Und es gab noch etwas Interessantes zu entdecken. Auf dem Gelände der Farm Hoba liegt einer der größten je gefundenen Meteoriten. Er ist 3 mal 3 Meter groß und soll rund 60 Tonnen wiegen. Der Meteorit schlug vor etwa 80.000 Jahren hier auf. Wer damals beim Einschlag gerade an der Stelle stand, ist nicht bekannt. Dafür kratzt jeder dran rum, um das bisschen Nickel zu begutachten. Seis drum. Wie bisher alles sind die Ausflugsziele in Namibia perfekt hergerichtet. Typisch unafrikanisch eben.

Vorbei am mächtigen Waterberg-Plateau muss man sich mit der deutschen Geschichte in Süd-West-Afrika beschäftigen. Oder auch nicht Hier war der Schauplatz des Krieges zwischen dem Kaiserreich und den Hereros. In Okahandja gibt es einen Friedhof, auf dem deren Stammesführer beerdigt wurden. Gleich nebenan finden sich die Gräber vieler deutschstämmiger Bürger. Beim genauen Blick waren es viele Sachsen, die hier kämpften. Den Rest verkneife ich mir.

Am Stadtrand findet sich noch der Holzschnitzermarkt, eine gute Gelegenheit, die letzten Namibia-Dollar auszugeben. Handeln ist hier übrigens Pflicht im Gegensatz zum Rest des Landes. Aber die Händler sind angesichts der wenigen Touristen weniger auf Aufdringlichkeit aus und freuen sich, dass überhaupt etwas Umsatz gemacht wird. Auch wenn das Angebot riesig war, ich fand nichts, also werde ich die letzte Chance in Windhoek auf dem Craft Markt nutzen. Einer der Verkäufer läuft mit einem Özil-Shirt der Nationalmannschaft rum. Also bei Müller würde ich was kaufen, mache ich noch einen Witz. Wenig später steht er mit neuem Shirt vor mir. Drauf steht Schweinsteiger. Ok, das können wir gelten lassen und so nehme ich eine Himba Frau mit. Das sind die mit den orangenen Haaren und aus Holz – versteht sich.

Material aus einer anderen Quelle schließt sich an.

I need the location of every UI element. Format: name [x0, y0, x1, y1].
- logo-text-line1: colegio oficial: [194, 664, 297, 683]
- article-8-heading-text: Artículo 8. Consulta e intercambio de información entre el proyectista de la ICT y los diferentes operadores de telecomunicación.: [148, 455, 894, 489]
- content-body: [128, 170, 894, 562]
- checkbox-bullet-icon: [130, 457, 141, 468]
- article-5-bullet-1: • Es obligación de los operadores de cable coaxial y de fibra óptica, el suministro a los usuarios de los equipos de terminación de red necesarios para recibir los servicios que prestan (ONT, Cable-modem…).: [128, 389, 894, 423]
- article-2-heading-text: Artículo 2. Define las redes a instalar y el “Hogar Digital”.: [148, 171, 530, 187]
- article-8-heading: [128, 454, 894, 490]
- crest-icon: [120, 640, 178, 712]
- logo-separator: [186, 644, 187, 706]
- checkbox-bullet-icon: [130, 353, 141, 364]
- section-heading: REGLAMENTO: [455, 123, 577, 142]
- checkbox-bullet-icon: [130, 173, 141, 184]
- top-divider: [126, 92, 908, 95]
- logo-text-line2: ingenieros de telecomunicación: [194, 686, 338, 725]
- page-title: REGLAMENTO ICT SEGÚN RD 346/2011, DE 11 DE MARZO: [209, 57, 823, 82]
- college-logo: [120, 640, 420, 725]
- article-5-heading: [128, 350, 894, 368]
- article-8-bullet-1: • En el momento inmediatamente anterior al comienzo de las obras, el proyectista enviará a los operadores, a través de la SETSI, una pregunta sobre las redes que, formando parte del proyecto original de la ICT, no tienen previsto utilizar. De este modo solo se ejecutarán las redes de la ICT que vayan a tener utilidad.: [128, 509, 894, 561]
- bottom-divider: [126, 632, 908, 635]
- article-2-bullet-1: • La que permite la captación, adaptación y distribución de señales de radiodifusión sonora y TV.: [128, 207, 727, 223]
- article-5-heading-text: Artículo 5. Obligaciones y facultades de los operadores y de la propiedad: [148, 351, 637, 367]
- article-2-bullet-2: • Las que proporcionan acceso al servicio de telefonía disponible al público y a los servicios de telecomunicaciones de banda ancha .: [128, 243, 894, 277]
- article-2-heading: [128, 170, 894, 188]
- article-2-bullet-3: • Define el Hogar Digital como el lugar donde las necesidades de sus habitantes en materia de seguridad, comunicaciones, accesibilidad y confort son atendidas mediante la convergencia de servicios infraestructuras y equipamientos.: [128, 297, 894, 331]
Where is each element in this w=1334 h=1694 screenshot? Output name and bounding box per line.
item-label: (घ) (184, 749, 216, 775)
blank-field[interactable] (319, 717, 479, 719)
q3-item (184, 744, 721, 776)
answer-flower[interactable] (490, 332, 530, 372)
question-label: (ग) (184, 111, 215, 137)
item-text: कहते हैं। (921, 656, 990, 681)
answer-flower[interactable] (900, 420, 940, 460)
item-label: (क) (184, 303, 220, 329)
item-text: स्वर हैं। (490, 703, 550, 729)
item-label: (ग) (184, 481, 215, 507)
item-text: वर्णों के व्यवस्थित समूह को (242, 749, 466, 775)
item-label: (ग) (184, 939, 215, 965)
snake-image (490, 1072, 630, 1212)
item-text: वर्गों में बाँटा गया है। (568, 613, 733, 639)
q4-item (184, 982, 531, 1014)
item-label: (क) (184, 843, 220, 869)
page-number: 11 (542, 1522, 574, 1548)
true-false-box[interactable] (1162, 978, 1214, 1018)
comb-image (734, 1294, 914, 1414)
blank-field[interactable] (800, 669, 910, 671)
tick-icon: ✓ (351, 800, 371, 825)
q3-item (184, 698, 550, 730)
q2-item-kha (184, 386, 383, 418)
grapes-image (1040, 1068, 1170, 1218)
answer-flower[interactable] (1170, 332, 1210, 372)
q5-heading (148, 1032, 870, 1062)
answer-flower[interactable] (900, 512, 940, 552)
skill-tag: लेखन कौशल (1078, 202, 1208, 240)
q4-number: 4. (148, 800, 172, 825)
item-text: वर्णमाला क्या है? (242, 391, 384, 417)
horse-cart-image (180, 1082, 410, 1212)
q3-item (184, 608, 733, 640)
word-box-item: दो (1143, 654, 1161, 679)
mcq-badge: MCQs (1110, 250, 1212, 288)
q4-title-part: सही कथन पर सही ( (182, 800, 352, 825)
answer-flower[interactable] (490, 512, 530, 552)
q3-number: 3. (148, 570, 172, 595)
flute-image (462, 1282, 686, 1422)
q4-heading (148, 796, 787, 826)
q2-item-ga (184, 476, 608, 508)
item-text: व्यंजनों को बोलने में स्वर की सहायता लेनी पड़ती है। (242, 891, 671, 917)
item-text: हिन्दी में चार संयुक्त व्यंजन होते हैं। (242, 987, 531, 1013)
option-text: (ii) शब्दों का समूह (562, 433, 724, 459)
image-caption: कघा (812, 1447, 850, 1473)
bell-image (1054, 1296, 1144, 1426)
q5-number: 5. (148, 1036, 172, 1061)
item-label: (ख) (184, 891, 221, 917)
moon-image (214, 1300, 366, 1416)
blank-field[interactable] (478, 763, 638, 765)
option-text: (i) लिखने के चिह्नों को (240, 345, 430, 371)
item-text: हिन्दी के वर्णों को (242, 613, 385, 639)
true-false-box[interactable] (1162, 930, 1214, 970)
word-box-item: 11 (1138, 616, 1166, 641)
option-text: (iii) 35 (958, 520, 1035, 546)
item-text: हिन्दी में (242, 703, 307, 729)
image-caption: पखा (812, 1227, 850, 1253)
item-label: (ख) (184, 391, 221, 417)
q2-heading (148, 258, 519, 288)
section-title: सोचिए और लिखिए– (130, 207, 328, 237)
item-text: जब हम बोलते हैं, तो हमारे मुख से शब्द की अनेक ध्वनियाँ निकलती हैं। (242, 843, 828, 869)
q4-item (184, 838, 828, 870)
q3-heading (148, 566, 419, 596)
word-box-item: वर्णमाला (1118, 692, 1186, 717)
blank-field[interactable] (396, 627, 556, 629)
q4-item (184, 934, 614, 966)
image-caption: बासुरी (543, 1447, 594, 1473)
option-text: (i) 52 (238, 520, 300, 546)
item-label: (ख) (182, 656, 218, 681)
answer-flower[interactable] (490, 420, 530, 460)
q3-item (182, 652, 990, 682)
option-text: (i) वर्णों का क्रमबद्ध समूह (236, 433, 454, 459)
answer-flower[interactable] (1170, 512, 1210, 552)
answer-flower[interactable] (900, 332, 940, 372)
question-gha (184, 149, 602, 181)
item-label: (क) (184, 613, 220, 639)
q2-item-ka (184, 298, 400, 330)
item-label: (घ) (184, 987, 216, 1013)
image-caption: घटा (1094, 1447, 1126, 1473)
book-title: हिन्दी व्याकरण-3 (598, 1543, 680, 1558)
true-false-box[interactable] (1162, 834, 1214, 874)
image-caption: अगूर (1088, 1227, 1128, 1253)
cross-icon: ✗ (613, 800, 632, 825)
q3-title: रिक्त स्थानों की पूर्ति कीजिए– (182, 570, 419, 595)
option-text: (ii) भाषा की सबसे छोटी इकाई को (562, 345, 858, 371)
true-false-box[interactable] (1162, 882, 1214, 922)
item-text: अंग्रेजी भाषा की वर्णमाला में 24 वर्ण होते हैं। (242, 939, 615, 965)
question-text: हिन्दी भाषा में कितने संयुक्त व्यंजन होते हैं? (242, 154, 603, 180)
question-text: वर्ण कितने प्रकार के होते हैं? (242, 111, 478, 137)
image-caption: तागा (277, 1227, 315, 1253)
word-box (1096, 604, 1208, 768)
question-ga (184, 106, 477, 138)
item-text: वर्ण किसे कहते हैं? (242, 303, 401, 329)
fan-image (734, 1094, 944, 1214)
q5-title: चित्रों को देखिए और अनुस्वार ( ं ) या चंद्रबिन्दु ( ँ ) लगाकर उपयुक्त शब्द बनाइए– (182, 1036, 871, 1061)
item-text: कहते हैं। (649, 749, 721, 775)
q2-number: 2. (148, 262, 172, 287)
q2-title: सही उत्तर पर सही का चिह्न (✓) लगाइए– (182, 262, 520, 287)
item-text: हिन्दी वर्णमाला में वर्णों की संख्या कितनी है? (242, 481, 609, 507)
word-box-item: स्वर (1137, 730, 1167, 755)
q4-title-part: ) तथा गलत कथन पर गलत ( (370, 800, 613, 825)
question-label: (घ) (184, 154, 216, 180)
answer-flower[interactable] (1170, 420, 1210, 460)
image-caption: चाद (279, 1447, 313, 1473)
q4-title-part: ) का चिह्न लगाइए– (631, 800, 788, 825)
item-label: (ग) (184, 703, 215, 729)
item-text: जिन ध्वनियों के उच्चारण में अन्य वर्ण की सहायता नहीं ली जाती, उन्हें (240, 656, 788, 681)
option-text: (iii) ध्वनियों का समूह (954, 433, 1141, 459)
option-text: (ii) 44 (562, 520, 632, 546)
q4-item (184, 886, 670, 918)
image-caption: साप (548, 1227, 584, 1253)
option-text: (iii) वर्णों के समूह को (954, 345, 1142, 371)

P.S. Gespräch am Zaun zur Ghaub Gästefarm. Zwei Nashörner in Besitz der Farm wandern des Weges. Ich: wenn die jetzt ausbüxen, gehören sie dem Nachbarn. Zaungast: Ach was, die haben zu fressen und zu saugen, warum sollen die weggehen. Ich so: Zu Hause hab ich auch zu fressen und zu saufen – und gehe trotzdem weg.